Improves gut health and permeability
Helps in the growth process
Other anti-microbial factors of colostrum
Colostrum has several anti-microbial factors which help provide passive immunity to the calf and help them fight infections. These anti-microbial factors of the colostrum are mainly due to the presence of immunoglobulins.
Financial benefits of colostrum
Good management and feeding of colostrum can bring about some financial benefits too.
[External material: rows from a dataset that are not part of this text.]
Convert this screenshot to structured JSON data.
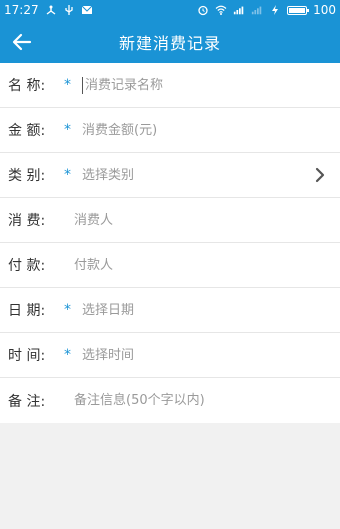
{
  "status_bar": {
    "time": "17:27",
    "battery": "100",
    "battery_level": 1.0
  },
  "header": {
    "title": "新建消费记录",
    "back_icon": "arrow-left-icon"
  },
  "form": {
    "rows": [
      {
        "label": "名 称:",
        "required": true,
        "placeholder": "消费记录名称"
      },
      {
        "label": "金 额:",
        "required": true,
        "placeholder": "消费金额(元)"
      },
      {
        "label": "类 别:",
        "required": true,
        "placeholder": "选择类别",
        "has_chevron": true
      },
      {
        "label": "消 费:",
        "required": false,
        "placeholder": "消费人"
      },
      {
        "label": "付 款:",
        "required": false,
        "placeholder": "付款人"
      },
      {
        "label": "日 期:",
        "required": true,
        "placeholder": "选择日期"
      },
      {
        "label": "时 间:",
        "required": true,
        "placeholder": "选择时间"
      },
      {
        "label": "备 注:",
        "required": false,
        "placeholder": "备注信息(50个字以内)"
      }
    ],
    "required_mark": "*"
  },
  "colors": {
    "accent": "#1a93d5",
    "background": "#f1f1f1",
    "placeholder": "#9a9a9a"
  }
}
Studies have shown that calves with higher immunity show a better weight gain in a given period than a calf with low immunity. Also, the high immunity in calves is connected with a better feed conversion ratio. This means that the calves can utilize the maximum from a given amount of feed. Considering the feed cost in today’s market provides a great financial benefit. Recent studies also say that the mortality rate for calves with high immunity is around 8% while it goes up to 20% for those with low immunity. Since immunity in calves is directly connected with colostrum intake, one cannot argue about the financial benefits of colostrum.
Things to remember
The importance of colostrum is also dependent on the timeline of birth. The newborn calves generally require about five per cent of their body weight in colostrum during the first four hours ( ideally within 30 minutes) after calving and about one litre of colostrum in the first twelve hours and then in 24 hours. This is very important while feeding colostrums because during the first 24 hours after birth, the intestines of the newborn calf can accept the antibodies, supply them directly into the blood, and help fight against infections. This is not possible after that.
The most efficient way to feed colostrums is to let the calf suck the dam after birth. In some cases, this might not be possible because of the calf’s poor health or the dam’s condition. In such situations, colostrums can be collected by milking the cow right after birth and can be manually fed to the calf.
Another important thing to note is while collecting the colostrum make sure it is of good quality. Cows in their third lactation or above generally produce good quality colostrums. The quality of colostrum can be confirmed by its thick creamy and yellowish appearance.